This study is divided into five chapters. The first discusses four early essays, "The Landlord," "Natural History of Massachusetts," "A Walk to Wachusett," and "A Winter Walk." In those essays the excursion emerges as a device for dramatic unity, and opposition (in theme, imagery, and point of view) as an identifiable rhetorical and stylistic habit. The basic strategy in "The Landlord" is poetic, centered on the imaginary character of the title and on the ironic imagery associated with his vocation. "Natural History" is a more experimental essay, with weak overall unity but with smaller sections unified by diverse methods--redefinition of terms, scientific catalogues, seasonal cycles, myth. In "A Walk to Wachusett" Thoreau's imaginative forays into the Concord countryside are formalized through the journey motif and the symbolic rendering of mountain-plain and day-night. "A Winter Walk" mutes the excursion motif, focusing instead on the opposing view of civilized man and natural man and upon Thoreau's change from literal indweller to spiritual indweller. With these last two essays Thoreau begins to combine dramatic, poetic, and narrative strategies into more unified patterns.

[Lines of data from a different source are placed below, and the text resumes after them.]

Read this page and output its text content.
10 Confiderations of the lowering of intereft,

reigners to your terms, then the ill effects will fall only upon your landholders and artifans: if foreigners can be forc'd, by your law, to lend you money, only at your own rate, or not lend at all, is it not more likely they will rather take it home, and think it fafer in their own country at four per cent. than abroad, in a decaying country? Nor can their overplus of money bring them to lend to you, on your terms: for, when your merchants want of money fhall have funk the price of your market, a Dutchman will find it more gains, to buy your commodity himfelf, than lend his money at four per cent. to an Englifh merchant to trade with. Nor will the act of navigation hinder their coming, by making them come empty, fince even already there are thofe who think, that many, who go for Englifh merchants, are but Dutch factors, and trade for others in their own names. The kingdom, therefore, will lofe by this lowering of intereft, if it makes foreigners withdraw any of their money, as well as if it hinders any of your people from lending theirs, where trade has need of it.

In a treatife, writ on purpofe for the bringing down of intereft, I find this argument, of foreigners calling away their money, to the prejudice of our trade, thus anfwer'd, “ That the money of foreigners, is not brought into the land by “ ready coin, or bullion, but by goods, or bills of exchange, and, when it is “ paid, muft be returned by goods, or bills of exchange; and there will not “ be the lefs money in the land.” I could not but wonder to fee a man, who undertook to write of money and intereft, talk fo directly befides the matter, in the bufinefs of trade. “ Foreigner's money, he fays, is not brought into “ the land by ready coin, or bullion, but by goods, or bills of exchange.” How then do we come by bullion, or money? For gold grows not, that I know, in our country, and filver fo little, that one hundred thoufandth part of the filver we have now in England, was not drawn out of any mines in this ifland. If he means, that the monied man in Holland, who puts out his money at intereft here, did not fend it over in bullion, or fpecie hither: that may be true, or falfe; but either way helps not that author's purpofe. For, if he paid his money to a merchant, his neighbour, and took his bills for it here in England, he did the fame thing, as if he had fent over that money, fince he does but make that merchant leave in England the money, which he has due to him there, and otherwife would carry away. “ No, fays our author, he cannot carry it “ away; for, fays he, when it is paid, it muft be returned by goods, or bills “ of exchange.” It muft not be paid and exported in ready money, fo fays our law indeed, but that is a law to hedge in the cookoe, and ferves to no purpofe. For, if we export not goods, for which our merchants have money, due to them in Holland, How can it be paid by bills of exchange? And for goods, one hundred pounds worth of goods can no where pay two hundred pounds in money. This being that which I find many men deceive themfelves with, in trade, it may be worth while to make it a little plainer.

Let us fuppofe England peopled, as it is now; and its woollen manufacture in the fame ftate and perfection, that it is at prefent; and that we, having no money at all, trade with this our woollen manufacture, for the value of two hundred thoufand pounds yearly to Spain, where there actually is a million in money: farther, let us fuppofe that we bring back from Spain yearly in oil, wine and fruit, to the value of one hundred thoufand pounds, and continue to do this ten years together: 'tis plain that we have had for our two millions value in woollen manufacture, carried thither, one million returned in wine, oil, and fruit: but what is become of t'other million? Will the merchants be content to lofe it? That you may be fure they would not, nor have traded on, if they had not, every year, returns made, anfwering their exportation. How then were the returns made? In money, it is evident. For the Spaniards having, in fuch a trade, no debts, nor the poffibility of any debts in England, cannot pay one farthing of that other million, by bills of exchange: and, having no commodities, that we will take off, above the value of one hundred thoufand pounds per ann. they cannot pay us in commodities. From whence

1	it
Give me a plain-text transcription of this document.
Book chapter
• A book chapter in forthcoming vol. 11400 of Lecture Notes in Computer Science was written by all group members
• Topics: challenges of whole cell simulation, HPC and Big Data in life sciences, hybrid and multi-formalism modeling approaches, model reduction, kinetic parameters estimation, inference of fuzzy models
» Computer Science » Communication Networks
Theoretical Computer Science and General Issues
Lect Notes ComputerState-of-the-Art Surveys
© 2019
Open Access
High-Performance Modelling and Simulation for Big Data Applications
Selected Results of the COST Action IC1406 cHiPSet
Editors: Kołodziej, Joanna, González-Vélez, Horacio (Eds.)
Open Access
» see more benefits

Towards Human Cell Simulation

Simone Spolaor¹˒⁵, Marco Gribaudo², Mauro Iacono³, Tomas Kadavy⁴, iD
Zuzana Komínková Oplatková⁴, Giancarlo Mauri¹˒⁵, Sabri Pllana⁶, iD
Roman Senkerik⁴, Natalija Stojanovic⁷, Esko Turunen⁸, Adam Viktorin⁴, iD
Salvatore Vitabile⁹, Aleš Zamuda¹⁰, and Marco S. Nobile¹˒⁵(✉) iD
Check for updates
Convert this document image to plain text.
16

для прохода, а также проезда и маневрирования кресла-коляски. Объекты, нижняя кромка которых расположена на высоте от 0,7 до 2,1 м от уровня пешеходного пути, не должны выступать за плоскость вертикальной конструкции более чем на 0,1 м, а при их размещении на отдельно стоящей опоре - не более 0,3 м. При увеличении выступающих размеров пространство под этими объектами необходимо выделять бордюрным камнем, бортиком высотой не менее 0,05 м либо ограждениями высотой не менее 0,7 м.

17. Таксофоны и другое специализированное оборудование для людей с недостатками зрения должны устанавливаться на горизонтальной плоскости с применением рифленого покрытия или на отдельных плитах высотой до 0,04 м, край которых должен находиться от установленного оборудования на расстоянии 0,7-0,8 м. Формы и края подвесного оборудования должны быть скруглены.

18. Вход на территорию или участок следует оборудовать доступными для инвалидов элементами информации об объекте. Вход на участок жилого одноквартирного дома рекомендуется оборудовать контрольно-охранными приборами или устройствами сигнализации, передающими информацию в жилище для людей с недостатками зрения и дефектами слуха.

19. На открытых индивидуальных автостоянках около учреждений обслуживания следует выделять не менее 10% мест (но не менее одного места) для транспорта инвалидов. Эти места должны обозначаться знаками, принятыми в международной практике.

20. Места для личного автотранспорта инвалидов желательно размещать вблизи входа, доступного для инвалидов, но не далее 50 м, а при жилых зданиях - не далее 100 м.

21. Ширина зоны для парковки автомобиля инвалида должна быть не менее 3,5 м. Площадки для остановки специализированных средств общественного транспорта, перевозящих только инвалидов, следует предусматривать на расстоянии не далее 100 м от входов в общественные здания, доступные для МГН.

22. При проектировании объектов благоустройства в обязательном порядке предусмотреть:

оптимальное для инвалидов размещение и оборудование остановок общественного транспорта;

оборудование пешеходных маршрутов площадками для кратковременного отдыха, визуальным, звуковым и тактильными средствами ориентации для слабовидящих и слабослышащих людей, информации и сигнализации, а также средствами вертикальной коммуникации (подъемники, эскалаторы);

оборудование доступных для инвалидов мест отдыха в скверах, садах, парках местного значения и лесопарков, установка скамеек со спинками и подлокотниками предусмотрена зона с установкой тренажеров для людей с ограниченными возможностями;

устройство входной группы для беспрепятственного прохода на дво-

The next two chapters examine the rhetorical strategies in A Week on the Concord and Merrimac Rivers. They identify a basic movement from the literal to the metaphorical to the expository, an inductive pattern firmly established in the book's early chapters, then abandoned in many later sections. The resulting discontinuity in these sections is only partially offset by minor unifying devices--personal mythology, catalogue rhetoric, and temporal-spatial perspective.
Chapter Three describes Walden's more successful merging of rhetorical strategies. That book is able to concentrate in a single word or image or tone or action the collective emphasis of a whole chapter and of others beyond. The shifts in theme, time, and space are less rapid, more clearly marked, and more logical than in earlier works. Each chapter not only picks up the threads of the previous one but also establishes its own perspective, which develops by discernible patterns to a concluding comment or image.
The last chapter studies three late essays, "Walking," "Autumnal Tints," and "Wild Apples," where there is an increased complexity of the narrative strategy, an expansion of the catalogue as a structural device, and a concern for perception as both theme and technique.
Rather than any clear linear development, the works studied here show a persistent struggle between the fragmentation of an encyclopedic form and the unifying force of certain recurrent and complex rhetorical strategies. Perhaps the lesson of Walden is that, given Thoreau's method of composition, continuity could be achieved only after years of exacting revision.